Analytical approach:
A decision analytic model was developed in order to determine the cost-effectiveness of the two prophylactic therapies. The model was populated with published evidence. The time horizon adopted in the analysis was not stated. The authors stated that two different perspectives, that of the third-party payer and that of the institution, were used in the analysis.
Effectiveness data:
The clinical data were derived from published studies. Data on clinical effectiveness (reduction of VTE) from one key clinical trial showed similar efficacy for heparin and enoxaparin , thus the authors assumed equal efficacy for the two treatments under study. Data on HIT and HITT were identified from a review of the literature (MEDLINE), details of which were reported. The authors selected the most appropriate estimates from among those available, using median values when several estimates were available. Life expectancy data were obtained from the National Center for Health Statistics. The key clinical data were the risk of HIT and HITT with the two alternative drugs.
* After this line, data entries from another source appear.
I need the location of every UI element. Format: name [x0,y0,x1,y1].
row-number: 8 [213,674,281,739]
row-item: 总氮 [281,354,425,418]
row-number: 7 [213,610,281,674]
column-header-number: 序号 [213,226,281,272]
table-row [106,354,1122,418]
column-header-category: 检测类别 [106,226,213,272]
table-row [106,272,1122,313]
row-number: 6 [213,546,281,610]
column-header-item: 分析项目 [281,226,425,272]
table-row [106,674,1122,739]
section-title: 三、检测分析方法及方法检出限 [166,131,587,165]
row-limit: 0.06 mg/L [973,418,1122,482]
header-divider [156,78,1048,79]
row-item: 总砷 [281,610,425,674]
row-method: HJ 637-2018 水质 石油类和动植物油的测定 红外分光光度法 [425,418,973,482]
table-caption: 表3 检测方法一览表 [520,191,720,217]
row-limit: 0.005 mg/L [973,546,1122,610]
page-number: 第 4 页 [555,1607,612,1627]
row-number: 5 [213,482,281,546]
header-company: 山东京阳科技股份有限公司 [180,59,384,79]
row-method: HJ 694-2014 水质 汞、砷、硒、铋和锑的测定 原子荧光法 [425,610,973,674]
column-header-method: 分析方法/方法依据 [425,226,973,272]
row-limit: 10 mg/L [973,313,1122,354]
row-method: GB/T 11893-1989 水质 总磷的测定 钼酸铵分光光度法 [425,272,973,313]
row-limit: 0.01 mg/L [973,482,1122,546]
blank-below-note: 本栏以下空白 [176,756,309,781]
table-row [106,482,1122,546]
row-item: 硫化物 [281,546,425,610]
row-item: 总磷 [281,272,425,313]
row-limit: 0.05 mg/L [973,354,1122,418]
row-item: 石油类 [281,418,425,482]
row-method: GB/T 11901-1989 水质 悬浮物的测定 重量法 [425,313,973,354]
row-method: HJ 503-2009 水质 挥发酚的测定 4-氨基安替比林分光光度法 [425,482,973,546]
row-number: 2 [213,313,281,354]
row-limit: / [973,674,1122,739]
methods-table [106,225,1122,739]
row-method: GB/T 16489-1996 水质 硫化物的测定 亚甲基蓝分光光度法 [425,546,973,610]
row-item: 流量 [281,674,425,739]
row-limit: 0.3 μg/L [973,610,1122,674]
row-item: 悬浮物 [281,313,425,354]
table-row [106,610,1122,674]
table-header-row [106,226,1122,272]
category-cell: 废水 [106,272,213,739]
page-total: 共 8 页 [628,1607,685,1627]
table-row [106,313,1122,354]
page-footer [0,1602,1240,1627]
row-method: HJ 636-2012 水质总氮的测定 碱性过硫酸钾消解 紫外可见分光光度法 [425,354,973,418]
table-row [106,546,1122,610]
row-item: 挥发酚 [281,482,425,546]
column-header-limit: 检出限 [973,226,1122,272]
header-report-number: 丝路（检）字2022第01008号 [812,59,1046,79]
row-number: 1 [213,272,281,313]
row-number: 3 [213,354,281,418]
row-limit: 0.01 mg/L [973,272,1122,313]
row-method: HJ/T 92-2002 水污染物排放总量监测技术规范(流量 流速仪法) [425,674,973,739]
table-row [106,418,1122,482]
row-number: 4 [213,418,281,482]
Monetary benefit and utility valuations:
Utility estimates were obtained from a registry at the Harvard Center for Risk Analysis. Details of these estimates were not given.
Measure of benefit:
The summary benefit measure was the quality-adjusted life-years (QALYs). These were derived using the decision model. The use of discounting was not reported.
Cost data:
The categories of costs included in the analysis were visits to primary or secondary care physicians, drugs, laboratory tests and hospital stay. The reimbursement to institution and physicians as a result of HIT and HITT was considered from the payer perspective (Medicare), while the cost of medications and the potential loss of income for the hospital from additional days of hospitalisation for HIT and HITT were included in the institutional analysis. Direct medical costs were based on Medicare reimbursement rates and were presented as macro-categories. Potential charges associated with the development of HIT or HITT were considered and added to usual reimbursement rates. Costs were in US dollars ($) and the prices referred to 2004 and 2005. The use of discounting was not reported.
Analysis of uncertainty:
A deterministic sensitivity analysis was undertaken in order to ensure the validity of results over a range of estimates used in the model, such as rates of HIT, rates of thrombosis, mortality, reimbursement rates and medication costs. Alternative values were based on authors’ opinions as well as published data.